UM was a case for moderators to use their discretion, not a blanket ban for everyone who posts a lot.
There are a couple accounts that do a lot of heavy lifting for these communities in a fair and balanced way.
I still see him all over Lemmy.
That’s because your instance didn’t ban them.
I feel bad for them whenever they pop out of containment again but I really enjoyed their erotic friend fiction they would write.
Good! It appears that most instances didn’t ban him/her. So you all didn’t do anything to dissuade him and he probably posts more than ever under alt names and instances. lol
Seems you all fed the troll. And he probably loves that you are still talking about him.
Most instances in terms of user base did.
Also are you allowed to use pronouns like that?
“Most” instances didn’t though. Not only that, it takes a few seconds to create an alt username. So he/she probably didn’t stop posting in here at all.
No, probably not.
The admins at world and most of the other large instances usually ban their alts pretty quick though which is probably good for UM’s mental health.
Looks like he’s on almost 30 instances though. And new ones being made every day. He appears just as busy as ever.
How would this rule prevent alts? Seems like it would encourage their use if anything
This is an excellent point, added to the cons list in the body text
It’s not an unreasonable concern, no. But I’d rather the community be active and growing than address something that’s not currently an issue.
So the banning seems totally ineffective. And Trump would have won anyway. So again, banning was totally ineffective and did nothing but spurn him on to post from more alts.
If you all would have just let him do his thing, you could block him and then never see his stuff.
But you all decided ban, he spread out amongst instances and usernames and now posts more than ever. lol
Was this comment meant to be a reply to me? You seem to be arguing with a bunch of things I never said
Well it seemed to me that you were explaining why he was a bad poster. I never said you said those things, I’m just saying that those things didn’t have an affect on him.
I mean, I suppose that was the reason he got banned, right? So people wouldn’t have to see his stuff. But there are probably more people now than ever because he just spread out.
If he would have just stayed here, people block him, never see anyting. Banning him seemed to have made him spread out everywhere.
…cool? I never said the bans were effective, so I don’t understand why you’re responding to me as if I did.
I didn’t say anything about UM somehow influencing the American election either
My problem with UM is that they post disingenuously, evidenced by their refusal to actually engage with the content they post when asked about it
Fair enough.
But there is no rule that says people have to engage with the content the post about. In face, the vast majority of posters I see don’t engage much about their posts. Some people like to post shit, then do other things. Not everyone is down for some discussion.
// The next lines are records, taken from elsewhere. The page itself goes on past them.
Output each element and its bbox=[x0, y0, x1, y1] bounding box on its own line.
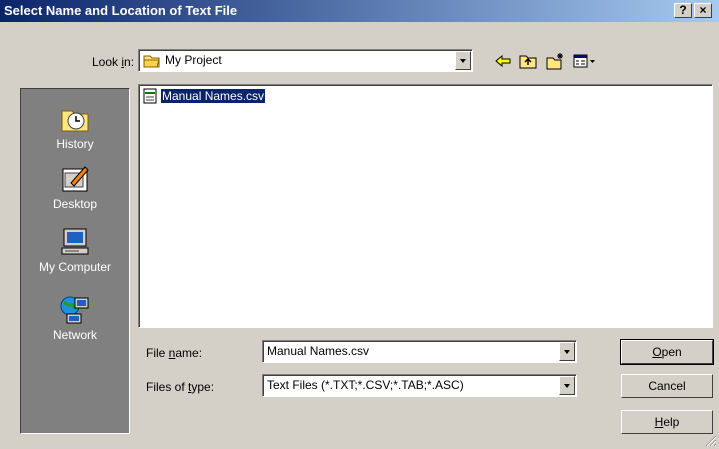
file-name-dropdown-arrow[interactable] bbox=[559, 342, 575, 361]
cancel-button[interactable]: Cancel bbox=[621, 374, 713, 398]
places-network-label: Network bbox=[52, 328, 97, 342]
files-of-type-label: Files of type: bbox=[146, 380, 215, 394]
places-history-label: History bbox=[56, 137, 94, 151]
history-icon bbox=[61, 110, 89, 132]
desktop-icon bbox=[62, 166, 89, 192]
look-in-label: Look in: bbox=[92, 55, 135, 69]
file-name-field[interactable]: Manual Names.csv bbox=[262, 340, 577, 363]
network-icon bbox=[60, 296, 89, 324]
select-file-dialog: Select Name and Location of Text File ? … bbox=[0, 0, 719, 449]
resize-grip-icon[interactable] bbox=[705, 435, 717, 447]
files-of-type-dropdown-arrow[interactable] bbox=[559, 376, 575, 395]
up-one-level-icon[interactable] bbox=[518, 52, 538, 70]
places-history[interactable]: History bbox=[21, 103, 129, 151]
help-button[interactable]: Help bbox=[621, 410, 713, 434]
places-desktop-label: Desktop bbox=[52, 197, 98, 211]
places-bar: History Desktop My Computer Network bbox=[20, 88, 130, 434]
view-menu-icon[interactable] bbox=[572, 52, 596, 70]
open-button[interactable]: Open bbox=[620, 339, 714, 365]
create-new-folder-icon[interactable] bbox=[545, 52, 565, 70]
places-my-computer[interactable]: My Computer bbox=[21, 226, 129, 274]
look-in-dropdown-arrow[interactable] bbox=[455, 51, 471, 70]
title-help-button[interactable]: ? bbox=[674, 3, 692, 18]
back-arrow-icon[interactable] bbox=[493, 52, 513, 70]
files-of-type-value: Text Files (*.TXT;*.CSV;*.TAB;*.ASC) bbox=[267, 378, 464, 392]
folder-icon bbox=[143, 55, 160, 68]
places-desktop[interactable]: Desktop bbox=[21, 163, 129, 211]
title-bar[interactable]: Select Name and Location of Text File ? … bbox=[0, 0, 719, 22]
look-in-dropdown[interactable]: My Project bbox=[138, 49, 473, 72]
places-my-computer-label: My Computer bbox=[38, 260, 112, 274]
file-name-value[interactable]: Manual Names.csv bbox=[267, 344, 369, 358]
file-name-label: Manual Names.csv bbox=[159, 88, 267, 104]
window-title: Select Name and Location of Text File bbox=[4, 3, 238, 18]
look-in-value: My Project bbox=[165, 53, 222, 67]
file-list[interactable]: Manual Names.csv bbox=[138, 84, 713, 328]
csv-file-icon bbox=[143, 88, 157, 104]
close-button[interactable]: × bbox=[694, 3, 712, 18]
file-name-label-text: File name: bbox=[146, 346, 203, 360]
files-of-type-dropdown[interactable]: Text Files (*.TXT;*.CSV;*.TAB;*.ASC) bbox=[262, 374, 577, 397]
places-network[interactable]: Network bbox=[21, 294, 129, 342]
my-computer-icon bbox=[61, 228, 89, 255]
I am allowed to dislike someone for their actions without there being a written rule about it
And I am as well.
And now he just posts to other communities. Banning didn’t do anything to stop him, while Trump still won. Banning him just spread him out even more. It’s also very easy to just create new usernames. He probably has lots of alt usernames. So he can still post anywhere he wants to.
Banning did absolutely nothing to stop him. I still see his all over Lemmy. Welcome to the fediverse.